Convolutional neural networks (CNNS) can detect urinary tract stones on unenhanced CT scans with significant accuracy, according to new findings published in Radiology: Artificial Intelligence.
The authors explored unenhanced abdominopelvic CT exams for more than 500 patients with suspected urolithiasis, with a radiologist reviewing each case and serving as the reference standard. The exams took place on one of two scanners from the same facility.

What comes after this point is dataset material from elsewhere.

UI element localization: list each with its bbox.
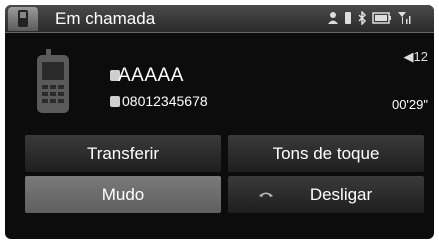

Two CNNs were then developed—the first identified the urinary tract, the second detected the stones—and the team came up with nine variations to study which deep learning model would be the most effective. While some of the variations were trained with the ImageNet dataset, for instance, others used the GrayNet dataset, which takes the ImageNet dataset and then adds enriched CT images. Also, some model variations focused one of the two scanners (S1 or S2) while others focused on both scanners (SB).
Stones were present in 279 of the 535 patients included in the study. The age and sex of the patient did not seem to make a significant impact on the likelihood of a stone being present. The mean stone size was 6 millimeters (mm).
Overall, the area under the ROC curve (AUC) for the GrayNet-SB variation was 0.954. This was the highest AUC, though “not statistically significantly different” than ImageNet-SB (0.936) or Random-SB (0.925) models. GrayNet-SB also had a higher accuracy (95%) than ImageNet-SB (91%) or Random-SB (88%).
“In this study, we have developed a cascading CNN model, enriched with modality-specific (CT) radiology images, that detects stone within the urinary tract at unenhanced abdominopelvic CT with a high accuracy,” wrote Anushri Parakh, MD, department of radiology at Massachusetts General Hospital in Boston, and colleagues. “In the realm of emergency radiology, high sensitivity is necessary and turnaround time or lack of resources may pose challenges. On a patient level, the current model achieved a 94% sensitivity and 96% specificity for stone detection where two of three false-negative examinations comprised small-sized stones. On the basis of stone location, the performance was high for all locations, with one scan false-negative for kidney and ureter and two scans false-negative for bladder.”
Parakh et al. also noted that the enriched medical images were an effective way to improve the overall performance of a CNN, as one can see in the higher AUC and accuracy of the GrayNet-SB model compared to the ImageNet-SB model.